Non so se chi, come me, si ostini a girare in bicicletta per Milano lo faccia perché spinto da una qualche subconscia resistenza ecologista, dall'impossibilità di affrontare il traffico cittadino con qualsiasi tipo di mezzo motorizzato o da una forma primordiale di incoscienza. Avrei voluto chiederlo al galantuomo che mi stava per stirare con la sua auto lungo il tragitto che dalla redazione porta a via Padova, la mia meta di oggi, ma dalla bocca mi è uscita solo un'imprecazione che qua non posso ripetere.
L'avrei voluto anche chiedere alla signora che, qualche ora dopo, pedala con disinvoltura sul marciapiede esattamente di fronte a quattro ragazzi in posa per farsi fotografare all'ingresso di un bar, uno di quelli capaci di catapultare dritti nei primi anni '80 una volta che ci si infila un piede dentro. La cosa bizzarra è che il nome del quartetto e quello del locale è lo stesso: Il mago del gelato. "Un giorno abbiamo anche provato a raccontare al gestore che la nostra band si chiamava come il bar, ma questa cosa non ha avuto alcuna reazione", raccontano divertiti i ragazzi. Loro, invece, si chiamano Alessandro Paolone, Giovanni Doneda, Pietro Gregori e Ferruccio Perrone. A una prima occhiata sembrano due coppie di fratelli usciti da Romanzo criminale, guardare la foto qua sotto per credere (con la imperturbabile ciclista come special guest).
Il mago del gelato può rappresentare l'ingresso nel quartiere multiculturale di via Padova, strada che di fatto comincia qualche centinaio di metri prima, come una delle arterie che si dipanano da Piazzale Loreto. "È un porto franco, qua ci passano veramente tutti.

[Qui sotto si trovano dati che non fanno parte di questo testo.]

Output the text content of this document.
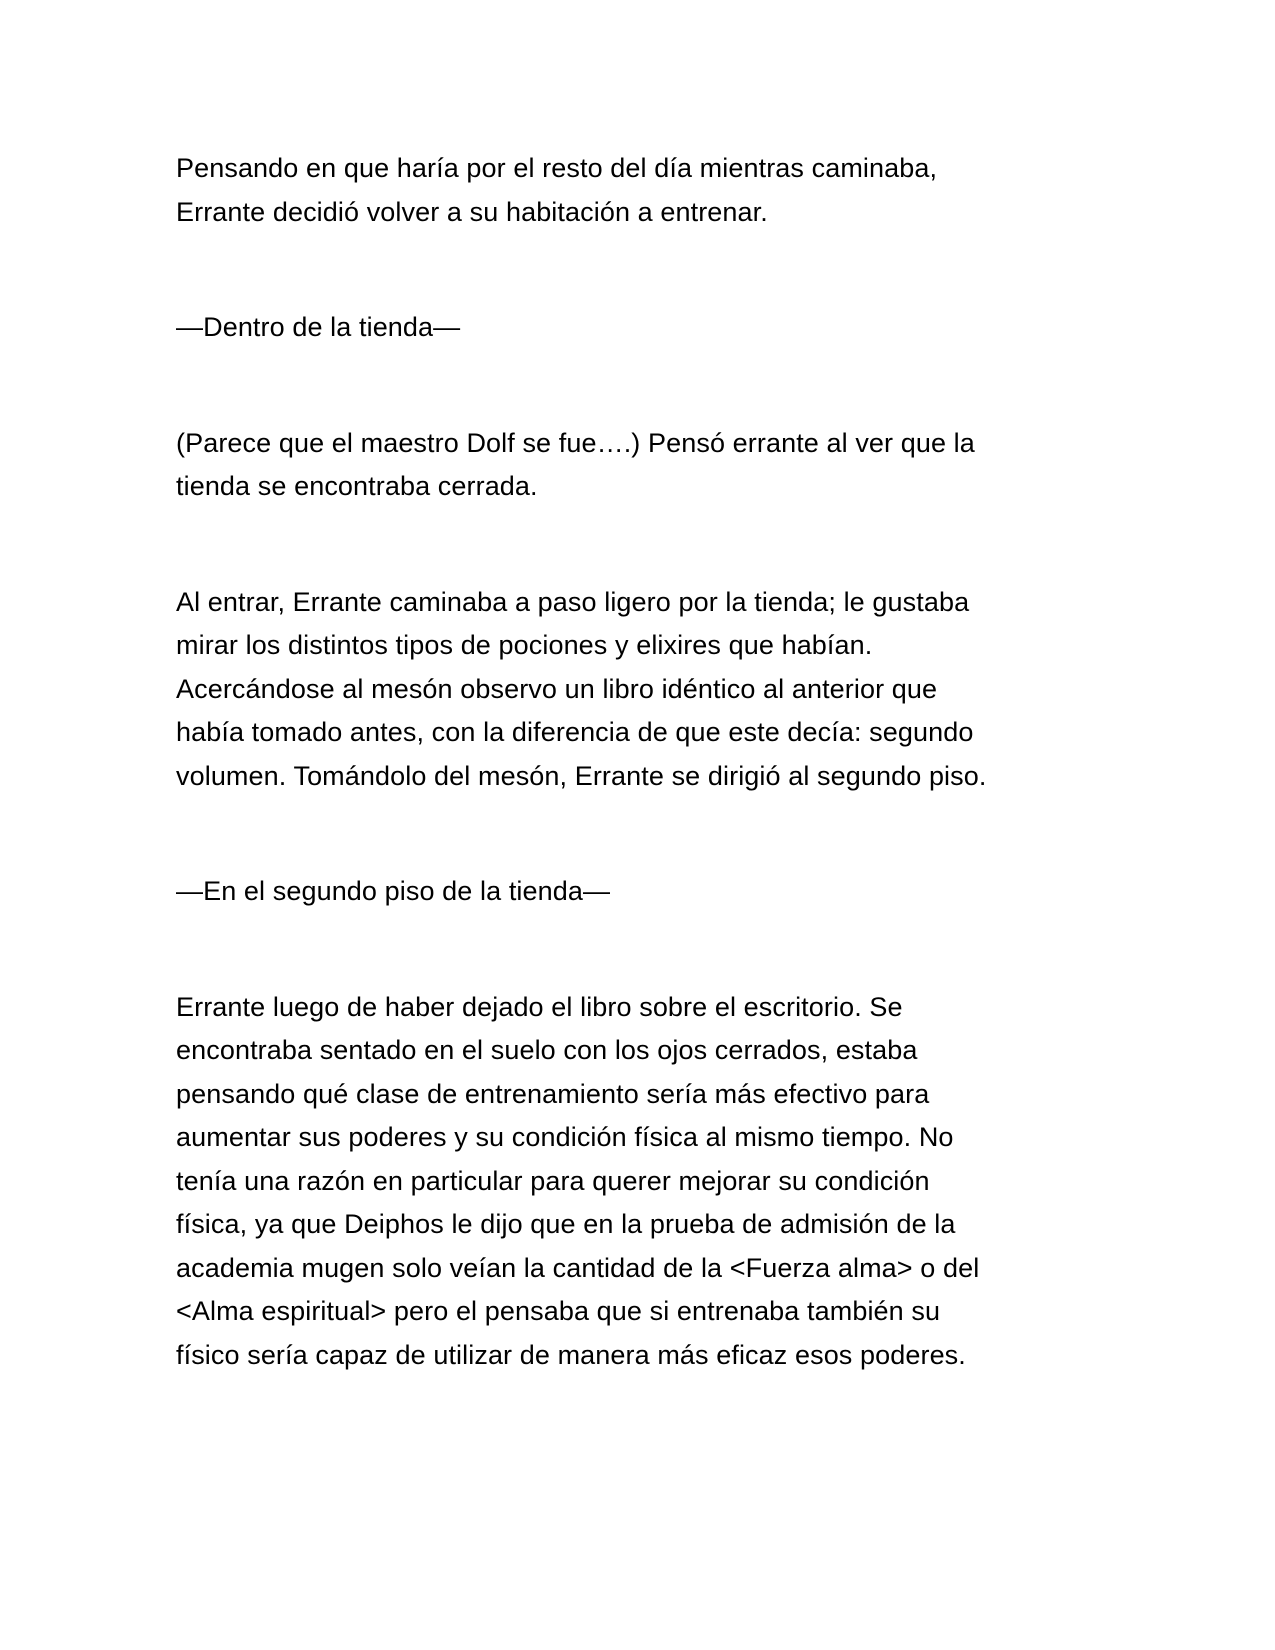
Pensando en que haría por el resto del día mientras caminaba,
Errante decidió volver a su habitación a entrenar.

—Dentro de la tienda—

(Parece que el maestro Dolf se fue….) Pensó errante al ver que la
tienda se encontraba cerrada.

Al entrar, Errante caminaba a paso ligero por la tienda; le gustaba
mirar los distintos tipos de pociones y elixires que habían.
Acercándose al mesón observo un libro idéntico al anterior que
había tomado antes, con la diferencia de que este decía: segundo
volumen. Tomándolo del mesón, Errante se dirigió al segundo piso.

—En el segundo piso de la tienda—

Errante luego de haber dejado el libro sobre el escritorio. Se
encontraba sentado en el suelo con los ojos cerrados, estaba
pensando qué clase de entrenamiento sería más efectivo para
aumentar sus poderes y su condición física al mismo tiempo. No
tenía una razón en particular para querer mejorar su condición
física, ya que Deiphos le dijo que en la prueba de admisión de la
academia mugen solo veían la cantidad de la <Fuerza alma> o del
<Alma espiritual> pero el pensaba que si entrenaba también su
físico sería capaz de utilizar de manera más eficaz esos poderes.
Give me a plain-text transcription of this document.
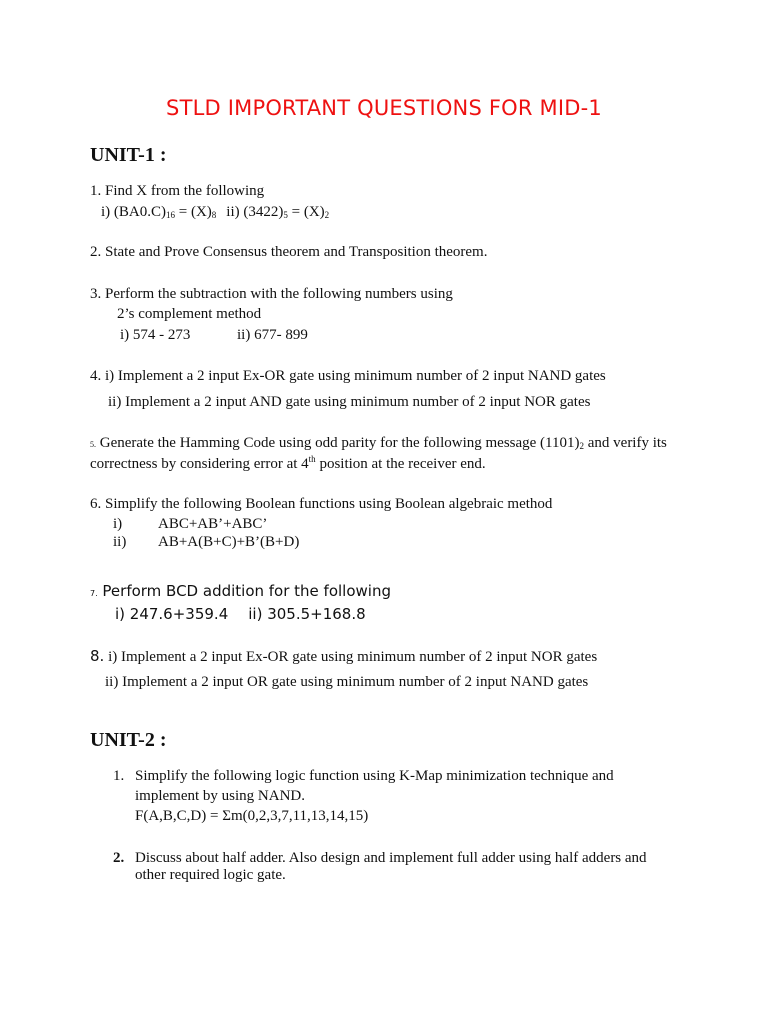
STLD IMPORTANT QUESTIONS FOR MID-1
UNIT-1 :
1. Find X from the following
i) $(BA0.C)_{16} = (X)_8$ ii) $(3422)_5 = (X)_2$
2. State and Prove Consensus theorem and Transposition theorem.
3. Perform the subtraction with the following numbers using
2’s complement method
i) 574 - 273	ii) 677- 899
4. i) Implement a 2 input Ex-OR gate using minimum number of 2 input NAND gates
ii) Implement a 2 input AND gate using minimum number of 2 input NOR gates
5. Generate the Hamming Code using odd parity for the following message $(1101)_2$ and verify its
correctness by considering error at 4th position at the receiver end.
6. Simplify the following Boolean functions using Boolean algebraic method
i) ABC+AB’+ABC’
ii) AB+A(B+C)+B’(B+D)
7. Perform BCD addition for the following
i) 247.6+359.4 ii) 305.5+168.8
8. i) Implement a 2 input Ex-OR gate using minimum number of 2 input NOR gates
ii) Implement a 2 input OR gate using minimum number of 2 input NAND gates
UNIT-2 :
1. Simplify the following logic function using K-Map minimization technique and
implement by using NAND.
F(A,B,C,D) = Σm(0,2,3,7,11,13,14,15)
2. Discuss about half adder. Also design and implement full adder using half adders and
other required logic gate.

Se vai anche solo a prenderci un caffè te ne accorgi", dice Giovanni. Per questo poi finiremo lì, a fare la tappa davvero obbligata del nostro incontro. Prima però c'è un altro posto fondamentale che ci tengono a mostrarmi. Si chiama La Sabbia ed è il loro studio, posto nella cantina di un condominio di fronte al bar. È qui che Il mago del gelato è nato ed è qui che ha preso forma Maledetta quella notte, il loro imminente ep di debutto, che presenteranno ad Arca giovedì 19 ottobre: sei brani che partono da una fortissima radice afrobeat per poi infilarci dentro elettronica, funk, disco music, e anche un tocco di noir thriller nella title-track. Chi li ha visti allo scorso MI AMI sa di cosa sono capaci.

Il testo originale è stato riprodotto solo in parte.